B. . . Discharge direction

Claims (9)

A dye sublimation heating module comprises: a first heating plate; an infrared heating source disposed under the first heating plate and emitting a radiation; and a metal mask to prevent the radiation from being directly projected on the An object; wherein the first heating plate preheats a transfer sheet, and the infrared heating source heats the transfer sheet, and molds the transfer sheet on the object, wherein the object and the transfer sheet are interposed The preset distance ranges from 0.5 cm to 3 cm. The dye sublimation heating module of claim 1 further comprising a second heating plate disposed under the article. The dye sublimation heating module of claim 2, wherein the first heating plate and the second heating plate comprise a tungsten wire coil.

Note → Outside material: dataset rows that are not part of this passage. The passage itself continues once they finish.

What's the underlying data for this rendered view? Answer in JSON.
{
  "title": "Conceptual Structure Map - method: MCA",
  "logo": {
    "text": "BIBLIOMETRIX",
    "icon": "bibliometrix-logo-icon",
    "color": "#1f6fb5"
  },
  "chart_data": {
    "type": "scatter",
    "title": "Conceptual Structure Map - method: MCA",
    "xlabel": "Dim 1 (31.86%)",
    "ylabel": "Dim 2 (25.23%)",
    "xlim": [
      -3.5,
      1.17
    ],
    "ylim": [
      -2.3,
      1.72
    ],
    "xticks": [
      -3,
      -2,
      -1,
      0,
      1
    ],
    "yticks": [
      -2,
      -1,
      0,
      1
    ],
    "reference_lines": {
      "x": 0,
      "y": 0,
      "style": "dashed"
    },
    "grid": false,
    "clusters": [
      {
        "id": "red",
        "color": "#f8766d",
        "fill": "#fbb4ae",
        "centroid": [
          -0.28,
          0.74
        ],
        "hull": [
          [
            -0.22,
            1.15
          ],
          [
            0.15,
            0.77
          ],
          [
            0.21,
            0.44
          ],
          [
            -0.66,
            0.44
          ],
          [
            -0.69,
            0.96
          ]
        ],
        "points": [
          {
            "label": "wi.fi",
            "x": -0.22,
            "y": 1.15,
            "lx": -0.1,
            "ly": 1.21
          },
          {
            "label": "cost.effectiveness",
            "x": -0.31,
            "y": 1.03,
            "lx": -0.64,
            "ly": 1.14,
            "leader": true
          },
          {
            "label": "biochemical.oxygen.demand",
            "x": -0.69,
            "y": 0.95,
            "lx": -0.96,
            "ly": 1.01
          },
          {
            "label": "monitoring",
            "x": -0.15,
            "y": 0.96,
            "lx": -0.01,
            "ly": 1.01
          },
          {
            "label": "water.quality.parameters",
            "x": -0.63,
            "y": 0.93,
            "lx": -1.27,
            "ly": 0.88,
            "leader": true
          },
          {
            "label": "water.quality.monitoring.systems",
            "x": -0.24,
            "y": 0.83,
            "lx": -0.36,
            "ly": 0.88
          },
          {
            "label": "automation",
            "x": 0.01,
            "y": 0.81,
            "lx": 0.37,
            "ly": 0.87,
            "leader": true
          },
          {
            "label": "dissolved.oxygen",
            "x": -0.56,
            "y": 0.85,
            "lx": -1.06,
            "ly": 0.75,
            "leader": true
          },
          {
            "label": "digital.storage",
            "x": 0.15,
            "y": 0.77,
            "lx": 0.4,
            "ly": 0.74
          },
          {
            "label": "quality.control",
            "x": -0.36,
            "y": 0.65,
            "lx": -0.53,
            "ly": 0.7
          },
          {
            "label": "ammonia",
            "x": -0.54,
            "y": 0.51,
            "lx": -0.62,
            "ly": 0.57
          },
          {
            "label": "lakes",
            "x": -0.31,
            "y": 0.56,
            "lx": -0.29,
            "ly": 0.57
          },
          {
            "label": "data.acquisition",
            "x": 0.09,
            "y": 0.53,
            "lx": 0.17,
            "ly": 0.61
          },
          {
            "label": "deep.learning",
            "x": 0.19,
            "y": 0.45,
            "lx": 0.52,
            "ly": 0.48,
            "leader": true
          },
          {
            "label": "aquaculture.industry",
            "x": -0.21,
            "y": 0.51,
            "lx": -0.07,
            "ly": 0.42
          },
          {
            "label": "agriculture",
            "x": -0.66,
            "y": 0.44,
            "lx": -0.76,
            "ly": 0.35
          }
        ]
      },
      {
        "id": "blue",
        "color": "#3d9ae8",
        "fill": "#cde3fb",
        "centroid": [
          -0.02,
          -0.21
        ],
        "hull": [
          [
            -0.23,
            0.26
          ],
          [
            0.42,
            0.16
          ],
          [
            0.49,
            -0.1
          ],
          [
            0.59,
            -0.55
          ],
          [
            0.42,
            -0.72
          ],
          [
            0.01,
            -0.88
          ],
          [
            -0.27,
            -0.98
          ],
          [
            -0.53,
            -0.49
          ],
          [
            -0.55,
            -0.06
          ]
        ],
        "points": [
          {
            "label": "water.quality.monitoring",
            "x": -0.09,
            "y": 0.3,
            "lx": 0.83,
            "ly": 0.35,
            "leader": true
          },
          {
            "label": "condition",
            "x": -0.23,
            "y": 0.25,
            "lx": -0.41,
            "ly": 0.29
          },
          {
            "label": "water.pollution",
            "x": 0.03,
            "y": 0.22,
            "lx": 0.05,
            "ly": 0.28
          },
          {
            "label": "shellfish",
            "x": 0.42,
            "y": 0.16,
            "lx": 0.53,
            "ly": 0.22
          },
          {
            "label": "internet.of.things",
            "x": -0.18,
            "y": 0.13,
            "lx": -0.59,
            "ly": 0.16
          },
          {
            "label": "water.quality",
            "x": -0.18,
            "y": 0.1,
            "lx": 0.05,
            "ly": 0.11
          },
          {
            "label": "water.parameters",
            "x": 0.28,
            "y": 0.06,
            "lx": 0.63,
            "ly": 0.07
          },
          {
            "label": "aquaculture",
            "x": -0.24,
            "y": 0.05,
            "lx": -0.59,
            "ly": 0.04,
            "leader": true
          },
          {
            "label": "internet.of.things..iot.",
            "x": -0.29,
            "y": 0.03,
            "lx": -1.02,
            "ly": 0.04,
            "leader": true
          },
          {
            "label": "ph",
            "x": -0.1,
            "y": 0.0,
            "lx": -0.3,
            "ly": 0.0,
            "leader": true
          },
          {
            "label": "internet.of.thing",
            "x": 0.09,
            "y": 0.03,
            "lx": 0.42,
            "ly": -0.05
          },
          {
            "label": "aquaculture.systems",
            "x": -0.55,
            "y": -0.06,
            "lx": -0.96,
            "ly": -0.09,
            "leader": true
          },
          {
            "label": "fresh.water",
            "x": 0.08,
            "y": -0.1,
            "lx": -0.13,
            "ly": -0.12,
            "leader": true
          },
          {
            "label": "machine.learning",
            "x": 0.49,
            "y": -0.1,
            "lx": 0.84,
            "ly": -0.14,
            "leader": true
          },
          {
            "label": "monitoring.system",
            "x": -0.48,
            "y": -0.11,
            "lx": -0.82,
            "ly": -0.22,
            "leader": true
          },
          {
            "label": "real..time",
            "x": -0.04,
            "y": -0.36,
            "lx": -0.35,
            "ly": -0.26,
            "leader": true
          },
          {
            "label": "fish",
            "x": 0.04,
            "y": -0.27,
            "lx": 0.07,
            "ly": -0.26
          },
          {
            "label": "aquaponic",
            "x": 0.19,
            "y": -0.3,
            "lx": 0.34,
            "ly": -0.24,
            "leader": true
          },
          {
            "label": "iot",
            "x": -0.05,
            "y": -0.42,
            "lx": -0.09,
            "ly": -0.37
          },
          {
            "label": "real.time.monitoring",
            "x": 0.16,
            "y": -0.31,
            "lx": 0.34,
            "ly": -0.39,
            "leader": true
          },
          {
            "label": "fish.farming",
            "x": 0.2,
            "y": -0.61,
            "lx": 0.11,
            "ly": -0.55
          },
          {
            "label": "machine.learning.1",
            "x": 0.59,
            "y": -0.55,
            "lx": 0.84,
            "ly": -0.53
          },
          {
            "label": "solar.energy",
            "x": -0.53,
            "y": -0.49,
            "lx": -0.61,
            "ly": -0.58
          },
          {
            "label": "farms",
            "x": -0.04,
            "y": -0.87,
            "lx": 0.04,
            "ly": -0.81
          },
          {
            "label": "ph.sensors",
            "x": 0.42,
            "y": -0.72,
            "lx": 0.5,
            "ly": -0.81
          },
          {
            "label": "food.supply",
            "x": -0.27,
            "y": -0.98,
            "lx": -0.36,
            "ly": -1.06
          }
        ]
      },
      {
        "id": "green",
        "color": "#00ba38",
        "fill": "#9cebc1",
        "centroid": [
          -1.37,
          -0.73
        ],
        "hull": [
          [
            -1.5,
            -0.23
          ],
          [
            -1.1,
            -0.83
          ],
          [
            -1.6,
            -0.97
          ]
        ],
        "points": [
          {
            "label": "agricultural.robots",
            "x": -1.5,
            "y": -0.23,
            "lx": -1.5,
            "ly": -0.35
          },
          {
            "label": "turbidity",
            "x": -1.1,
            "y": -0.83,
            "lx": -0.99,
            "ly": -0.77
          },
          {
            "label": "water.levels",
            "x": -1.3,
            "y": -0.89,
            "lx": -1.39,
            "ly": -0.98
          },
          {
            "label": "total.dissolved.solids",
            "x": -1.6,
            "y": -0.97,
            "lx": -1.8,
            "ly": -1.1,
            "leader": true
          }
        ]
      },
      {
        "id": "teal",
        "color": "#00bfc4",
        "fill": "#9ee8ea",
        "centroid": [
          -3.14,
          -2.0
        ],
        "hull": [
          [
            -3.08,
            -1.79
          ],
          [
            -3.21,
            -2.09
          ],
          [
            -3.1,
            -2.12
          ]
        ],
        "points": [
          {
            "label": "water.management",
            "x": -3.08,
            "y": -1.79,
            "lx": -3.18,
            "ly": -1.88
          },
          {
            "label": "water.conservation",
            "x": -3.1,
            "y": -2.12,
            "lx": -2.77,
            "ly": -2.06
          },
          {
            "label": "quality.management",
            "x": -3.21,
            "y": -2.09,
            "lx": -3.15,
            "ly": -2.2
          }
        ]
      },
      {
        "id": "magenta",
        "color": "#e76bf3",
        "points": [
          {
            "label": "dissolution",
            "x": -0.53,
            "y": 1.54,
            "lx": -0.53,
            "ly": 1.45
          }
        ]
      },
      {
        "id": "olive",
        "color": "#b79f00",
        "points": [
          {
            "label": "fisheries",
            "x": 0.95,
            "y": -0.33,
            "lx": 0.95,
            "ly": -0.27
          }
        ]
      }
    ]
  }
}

The dye sublimation heating module of claim 1, further comprising a coil for guiding a gas heated by the infrared heat source to the object. The dye sublimation heating module of claim 4, wherein the coil guides the gas to a side of the article. A dye sublimation heating system comprising: a heating module comprising: a first heating plate; an infrared heating source disposed under the first heating plate and emitting a radiation; and a metal mask to avoid The radiation is directly projected onto an object Above, wherein the first heating plate preheats a transfer sheet, and the infrared heating source heats the transfer sheet, and molds the transfer sheet on the object; an air inlet, guiding gas enters between a space between the transfer sheet and the first heating plate; an exhaust port that maintains a vacuum pressure between the transfer sheet and the object; a receiving device that supports the object and contains a heat An insulating wall; and a rail connected to a bottom of the receiving device, wherein a predetermined distance between the object and the transfer sheet ranges from 0.5 cm to 3 cm. The system of claim 6, wherein the heating module further comprises a second heating plate disposed under the article. The system of claim 7, wherein the first heating plate and the second heating plate comprise a tungsten wire coil. A system according to claim 6, wherein the heating module further comprises a coil for guiding a gas heated by the infrared heat source to the object.